Published: 12 November 2008 y., Wednesday

Humanitarinė koalicija
Every year, the EU's rapid aid response helps over 18m people deal with the fall-out of conflicts, natural disasters and freak weather.

“It was evening and you could hear the fighting. A man with a gun came and told us we had to leave.” Shamiana, a girl from Qarabagh, 30 km from Kabul in Afghanistan, had to flee the village with her family. They walked for several days before reaching a refugee camp in Pakistan.
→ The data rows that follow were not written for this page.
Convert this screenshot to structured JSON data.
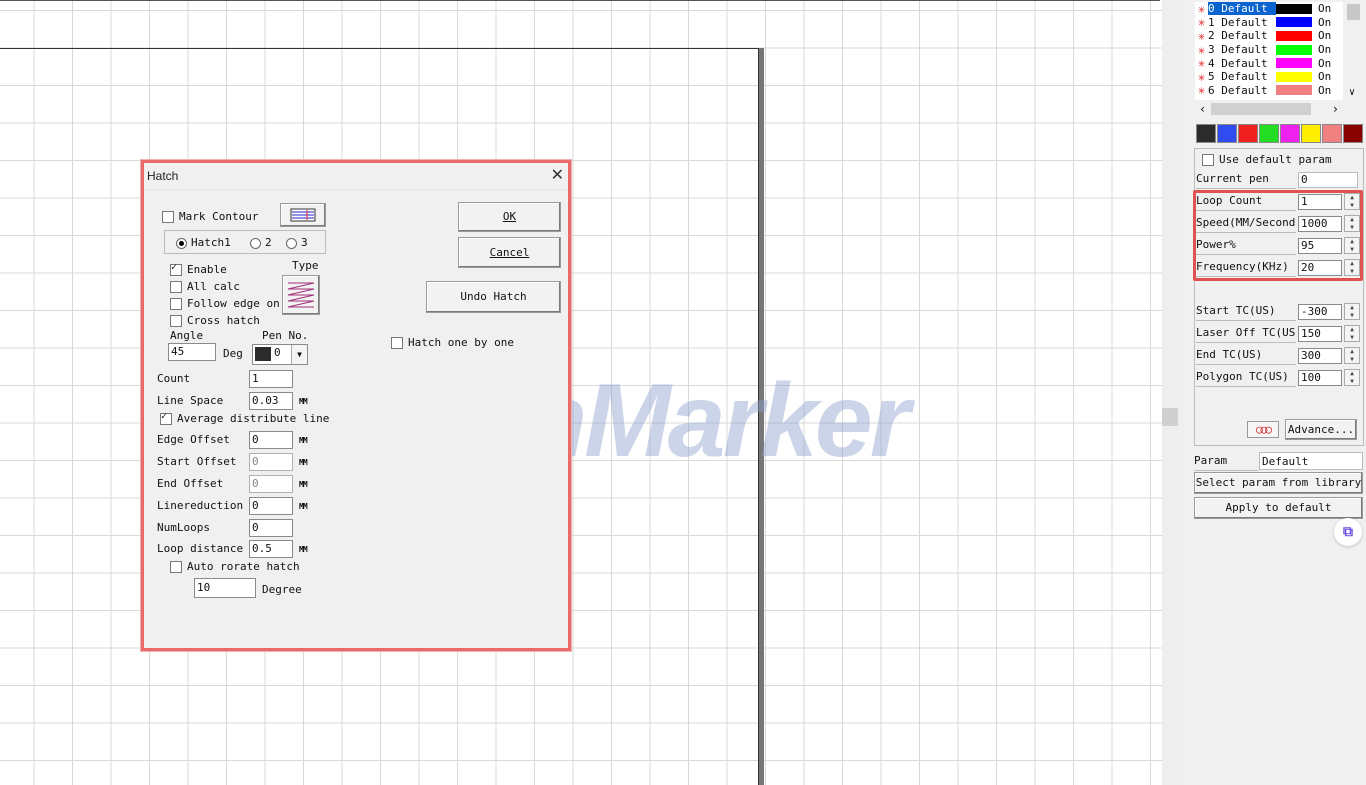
{
  "pens": [
    {
      "label": "0 Default",
      "color": "#000000",
      "state": "On"
    },
    {
      "label": "1 Default",
      "color": "#0000ff",
      "state": "On"
    },
    {
      "label": "2 Default",
      "color": "#ff0000",
      "state": "On"
    },
    {
      "label": "3 Default",
      "color": "#00ff00",
      "state": "On"
    },
    {
      "label": "4 Default",
      "color": "#ff00ff",
      "state": "On"
    },
    {
      "label": "5 Default",
      "color": "#ffff00",
      "state": "On"
    },
    {
      "label": "6 Default",
      "color": "#f08080",
      "state": "On"
    }
  ],
  "palette": [
    "#2b2b2b",
    "#2f4cf0",
    "#f02020",
    "#22dd22",
    "#ee22ee",
    "#ffee00",
    "#f08080",
    "#880000"
  ],
  "panel": {
    "use_default_param": "Use default param",
    "current_pen_label": "Current pen",
    "current_pen_value": "0",
    "loop_count_label": "Loop Count",
    "loop_count_value": "1",
    "speed_label": "Speed(MM/Second",
    "speed_value": "1000",
    "power_label": "Power%",
    "power_value": "95",
    "frequency_label": "Frequency(KHz)",
    "frequency_value": "20",
    "start_tc_label": "Start TC(US)",
    "start_tc_value": "-300",
    "laser_off_tc_label": "Laser Off TC(US",
    "laser_off_tc_value": "150",
    "end_tc_label": "End TC(US)",
    "end_tc_value": "300",
    "polygon_tc_label": "Polygon TC(US)",
    "polygon_tc_value": "100",
    "advance_label": "Advance...",
    "param_name_label": "Param name",
    "param_name_value": "Default",
    "select_param_label": "Select param from library",
    "apply_default_label": "Apply to default"
  },
  "watermark": "ComMarker",
  "dialog": {
    "title": "Hatch",
    "mark_contour": "Mark Contour",
    "hatch1": "Hatch1",
    "hatch2": "2",
    "hatch3": "3",
    "enable": "Enable",
    "all_calc": "All calc",
    "follow_edge": "Follow edge on",
    "cross_hatch": "Cross hatch",
    "type_label": "Type",
    "angle_label": "Angle",
    "angle_value": "45",
    "deg_label": "Deg",
    "pen_no_label": "Pen No.",
    "pen_no_value": "0",
    "count_label": "Count",
    "count_value": "1",
    "line_space_label": "Line Space",
    "line_space_value": "0.03",
    "average_distribute": "Average distribute line",
    "edge_offset_label": "Edge Offset",
    "edge_offset_value": "0",
    "start_offset_label": "Start Offset",
    "start_offset_value": "0",
    "end_offset_label": "End Offset",
    "end_offset_value": "0",
    "linereduction_label": "Linereduction",
    "linereduction_value": "0",
    "numloops_label": "NumLoops",
    "numloops_value": "0",
    "loop_distance_label": "Loop distance",
    "loop_distance_value": "0.5",
    "auto_rotate": "Auto rorate hatch",
    "auto_rotate_value": "10",
    "degree_label": "Degree",
    "unit_mm": "MM",
    "ok": "OK",
    "cancel": "Cancel",
    "undo_hatch": "Undo Hatch",
    "hatch_one_by_one": "Hatch one by one"
  }
}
In the camp, workers from ECHO , the EU's humanitarian aid office, assessed the refugees' most urgent needs to make sure aid was used to greatest effect. They saw to it that the refugees had food, shelter, medical attention, drinking water and pyschological support - and made sure that families were kept together.

When a crisis breaks, ECHO must mount a rapid reponse - witness the €4m in aid already released to help the 250 000 people displaced by the fighting in the Democratic Republic of Congo.

This year, the EU has allocated over €700m to humanitarian aid – more than any other donor. For reasons of neutrality and effectiveness, ECHO doesn't intervene directly but funds local initiatives through partner organisations – a low-key approach that doesn't often make the headlines.

Four years on, Shamiana and her family are back in their village. They returned to find their house destroyed and the surrounding fields riddled with landmines. But they have received food aid from the EU, which has also provided funds for them to rebuild their house and paid for mine clearance.

As soldiers become more involved in delivering humanitarian aid, aid workers are not always seen as neutral in conflict situations and increasingly come under attack.

That doesn't deter Isabelle D'Haudt, who works for ECHO in Kabul. “It just makes what we are doing seem all the more relevant. We are there to make a well-focussed short-term impact - quickly. And we can't afford to get it wrong.”

As well as giving humanitarian aid, the EU is working to reduce poverty through its development work - the focus of the European development days to be held on 15-17 November in Strasbourg.